Friday, August 6, 2010

IAB Study Discusses Optimal Marketing Channel Allocation

Gone are the days of the Mad Men, when the marketing channels were limited and mass media was king. Today, there are more marketing channel options available and the attention of the consumer is more difficult than ever to capture.

As a result of this fragmented marketing mix, measuring the effectiveness of media spend and optimizing this spend is more complicated than ever. In fact, with the interactive channels (including social media) playing a vastly increasing role in establishing brand and product presence, and with tools like the DVR giving the consumer more control over their consumption patterns, the need to understand how to allocate budgets across marketing vehicles has never been more important.

Last week, the Interactive Advertising Bureau (IAB) released an excellent new study entitled, Interactive Advertising and the Optimal Marketing Mix where research by MarketShare Partners was presented that discusses opportunities for optimizing marketing spend in three different industry verticals - consumer packaged goods, financial services and automotive. In the study, there was a strong case made for a much better measurement of the impact of all marketing investments, both offline and online, as well as the use of incentives as part of the marketing mix. While the study makes a case that traditional advertising has somewhat diminishing returns, too much money spent on any channel was found to be suboptimal.

In addition, it was found that because of the reach and power of interactive advertising as well as the synergies with offline media, the optimal allocation of interactive media spend should be between 1.6x and 2.2x the percentage of the budget normally allocated to interactive. This increase in allocation made all channels more effective in the case studies presented. It was also found that there was a benefit to matching the media with their relative strengths - mass broadcast for brand building, print for information, radio for call to action, online for information, etc.

For the financial services case study, it was believed that the media mix selected needs to support the building of trust in the brand and that it was important that the consumer have some level of emotional connection with the specific brand they choose for certain products. Using the proprietary tool Compass from MarketShare Partners, it was found that the case study institution spent too much on mass media (TV and print) and not enough on online paid search and display. Interestingly, the statistical models employed recommended an increase in out of home marketing (billboards, bus stop ads, etc.) that support the local location. While in this case, the models indicated a need to slightly increase marketing spend for an increased marketing ROI, some of the cases presented actually recommended a decrease in spend for better results.

In most cases, the work of MarketShare Partners supports the importance of mass media to the marketing mix. Despite the growth of the internet and social media, TV is still effective. It is just that this investment in most cases is too high. It was also found that a relatively small reallocation of media spend can have a significant impact on marketers’ revenue. For example, one media optimization scenario examined in this study demonstrated a 6% increase in revenue - even after a 13% decrease in total marketing spend - when dollars were shifted to interactive.

The key takeaway from the research paper from the IAB and MarketShare Partners is that it is more important than ever to employ some type of science to your art of marketing to determine the optimal marketing medium mix. And while some generalities can be 'taken to the bank', the effective allocation of investment will vary from industry to industry, company to company and even program to program based on the objectives of your marketing plan. But with budgets limited, it is imperative that we begin to look at balancing resources to maximize the impact on revenue and profit.

Is your bank measuring the impact of different channels on your program's success? Are you confident in the measurements made around the impact of alternative media? How about the measurements around the impact of mass media? I would love to hear how your bank is allocating your marketing budget.

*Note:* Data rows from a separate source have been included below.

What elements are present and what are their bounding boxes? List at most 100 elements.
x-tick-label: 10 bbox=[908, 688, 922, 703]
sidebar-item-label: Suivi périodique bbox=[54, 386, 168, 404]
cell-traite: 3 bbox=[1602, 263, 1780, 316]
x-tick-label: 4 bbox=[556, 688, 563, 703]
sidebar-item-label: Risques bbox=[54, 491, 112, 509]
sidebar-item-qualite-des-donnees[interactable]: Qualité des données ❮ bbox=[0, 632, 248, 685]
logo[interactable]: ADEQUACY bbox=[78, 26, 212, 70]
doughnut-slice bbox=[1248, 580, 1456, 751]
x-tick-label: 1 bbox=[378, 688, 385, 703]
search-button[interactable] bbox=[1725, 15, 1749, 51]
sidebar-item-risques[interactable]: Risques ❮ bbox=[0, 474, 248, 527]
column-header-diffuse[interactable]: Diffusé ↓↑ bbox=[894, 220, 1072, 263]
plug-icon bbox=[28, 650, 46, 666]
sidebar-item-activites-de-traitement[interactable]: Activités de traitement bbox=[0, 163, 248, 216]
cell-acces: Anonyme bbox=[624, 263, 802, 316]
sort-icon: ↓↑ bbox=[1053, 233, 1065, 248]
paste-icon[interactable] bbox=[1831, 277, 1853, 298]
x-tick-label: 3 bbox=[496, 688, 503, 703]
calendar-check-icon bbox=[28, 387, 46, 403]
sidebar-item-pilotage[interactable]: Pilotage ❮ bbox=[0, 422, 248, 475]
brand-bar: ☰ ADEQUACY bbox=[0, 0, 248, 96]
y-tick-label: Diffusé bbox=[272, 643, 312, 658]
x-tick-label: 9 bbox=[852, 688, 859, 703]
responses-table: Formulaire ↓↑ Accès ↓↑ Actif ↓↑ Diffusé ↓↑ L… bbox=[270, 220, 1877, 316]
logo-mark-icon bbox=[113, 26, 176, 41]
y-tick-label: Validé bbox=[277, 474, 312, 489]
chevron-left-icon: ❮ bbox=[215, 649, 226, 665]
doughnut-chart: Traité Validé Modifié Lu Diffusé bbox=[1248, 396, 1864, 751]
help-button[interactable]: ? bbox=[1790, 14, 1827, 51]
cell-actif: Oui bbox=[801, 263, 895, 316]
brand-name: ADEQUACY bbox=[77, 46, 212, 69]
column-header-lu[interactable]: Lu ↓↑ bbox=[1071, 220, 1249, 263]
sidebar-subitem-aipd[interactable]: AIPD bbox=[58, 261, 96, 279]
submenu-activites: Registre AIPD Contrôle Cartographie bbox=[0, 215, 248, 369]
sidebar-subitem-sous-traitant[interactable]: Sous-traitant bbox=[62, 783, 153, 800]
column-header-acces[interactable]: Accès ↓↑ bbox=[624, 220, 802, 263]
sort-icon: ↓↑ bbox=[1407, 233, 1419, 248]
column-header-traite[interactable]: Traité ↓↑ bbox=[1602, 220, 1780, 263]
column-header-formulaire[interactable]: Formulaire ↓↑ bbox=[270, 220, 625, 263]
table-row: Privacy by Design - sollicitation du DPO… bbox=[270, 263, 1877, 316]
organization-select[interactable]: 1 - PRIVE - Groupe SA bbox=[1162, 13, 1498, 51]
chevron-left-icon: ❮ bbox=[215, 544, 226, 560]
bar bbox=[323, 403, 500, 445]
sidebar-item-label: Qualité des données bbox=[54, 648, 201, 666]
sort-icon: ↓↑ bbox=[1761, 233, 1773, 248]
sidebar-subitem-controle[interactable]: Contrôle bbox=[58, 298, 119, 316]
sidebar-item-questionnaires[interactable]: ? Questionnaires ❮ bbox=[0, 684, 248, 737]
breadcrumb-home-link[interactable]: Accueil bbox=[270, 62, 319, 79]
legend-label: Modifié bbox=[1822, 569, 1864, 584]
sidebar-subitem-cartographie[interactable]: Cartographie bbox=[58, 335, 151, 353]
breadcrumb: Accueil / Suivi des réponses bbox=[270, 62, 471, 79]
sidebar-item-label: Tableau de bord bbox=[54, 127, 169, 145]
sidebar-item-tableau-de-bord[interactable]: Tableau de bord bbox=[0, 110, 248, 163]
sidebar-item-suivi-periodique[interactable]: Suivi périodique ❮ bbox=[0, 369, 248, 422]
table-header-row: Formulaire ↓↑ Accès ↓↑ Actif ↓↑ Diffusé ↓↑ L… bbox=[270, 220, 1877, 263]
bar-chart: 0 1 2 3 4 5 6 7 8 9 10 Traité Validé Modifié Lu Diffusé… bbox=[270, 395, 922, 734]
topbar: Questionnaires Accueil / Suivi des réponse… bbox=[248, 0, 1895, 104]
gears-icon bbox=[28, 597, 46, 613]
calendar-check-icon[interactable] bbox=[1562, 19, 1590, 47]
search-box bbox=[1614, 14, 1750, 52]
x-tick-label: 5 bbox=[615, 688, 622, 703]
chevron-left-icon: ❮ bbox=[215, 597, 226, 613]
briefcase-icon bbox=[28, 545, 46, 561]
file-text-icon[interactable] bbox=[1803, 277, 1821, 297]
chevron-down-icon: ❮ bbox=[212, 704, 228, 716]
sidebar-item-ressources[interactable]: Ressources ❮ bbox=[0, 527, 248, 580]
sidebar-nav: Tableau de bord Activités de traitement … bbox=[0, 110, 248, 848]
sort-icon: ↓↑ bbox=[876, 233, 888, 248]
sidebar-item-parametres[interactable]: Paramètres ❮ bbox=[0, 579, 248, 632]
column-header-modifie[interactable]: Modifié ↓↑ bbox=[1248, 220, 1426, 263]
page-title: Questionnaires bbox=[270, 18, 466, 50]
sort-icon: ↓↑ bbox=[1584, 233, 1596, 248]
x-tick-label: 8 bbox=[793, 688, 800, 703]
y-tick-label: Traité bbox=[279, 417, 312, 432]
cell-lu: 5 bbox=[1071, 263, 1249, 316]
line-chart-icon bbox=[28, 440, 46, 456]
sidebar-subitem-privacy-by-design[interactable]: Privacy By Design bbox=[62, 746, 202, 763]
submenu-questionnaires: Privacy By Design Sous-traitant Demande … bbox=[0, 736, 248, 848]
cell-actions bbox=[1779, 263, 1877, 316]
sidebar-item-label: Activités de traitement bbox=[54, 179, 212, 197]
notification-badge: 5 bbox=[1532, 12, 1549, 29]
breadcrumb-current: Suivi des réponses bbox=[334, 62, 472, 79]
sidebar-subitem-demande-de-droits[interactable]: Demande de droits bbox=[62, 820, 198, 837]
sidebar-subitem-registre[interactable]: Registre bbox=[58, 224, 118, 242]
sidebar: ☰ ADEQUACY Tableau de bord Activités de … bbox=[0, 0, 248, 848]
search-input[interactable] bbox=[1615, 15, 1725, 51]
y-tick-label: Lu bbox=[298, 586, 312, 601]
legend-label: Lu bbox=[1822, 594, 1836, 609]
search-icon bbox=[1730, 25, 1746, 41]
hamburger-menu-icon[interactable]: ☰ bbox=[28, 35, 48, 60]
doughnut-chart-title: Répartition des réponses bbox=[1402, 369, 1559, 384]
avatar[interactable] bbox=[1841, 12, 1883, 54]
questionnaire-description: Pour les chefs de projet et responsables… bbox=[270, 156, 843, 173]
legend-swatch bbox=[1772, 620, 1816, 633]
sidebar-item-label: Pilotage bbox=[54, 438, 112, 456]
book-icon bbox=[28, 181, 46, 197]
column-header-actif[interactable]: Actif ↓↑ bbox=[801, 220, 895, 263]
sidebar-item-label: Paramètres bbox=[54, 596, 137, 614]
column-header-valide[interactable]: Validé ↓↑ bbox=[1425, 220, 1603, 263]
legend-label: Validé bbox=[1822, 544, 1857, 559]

A special note: More than 15 years ago, I was teamed up with Wes Nichols when we both worked for Response Marketing Group out of Richmond, VA. that eventually was acquired by Brann Worldwide (now part of Euro RSCG). When we worked together, it was clear Wes was a visionary who wanted to test the limits of direct and interactive marketing that was then in its infancy. Through the years, he has led several different marketing organizations, moving more and more from the art of direct marketing to the science of media mix allocation and optimization. Currently, he is the co-founder and CEO of MarketShare Partners out of Los Angeles, a firm that leverages data and analytics to help Fortune 500 firms determine optimal channel spend as opposed to traditional survey based solutions.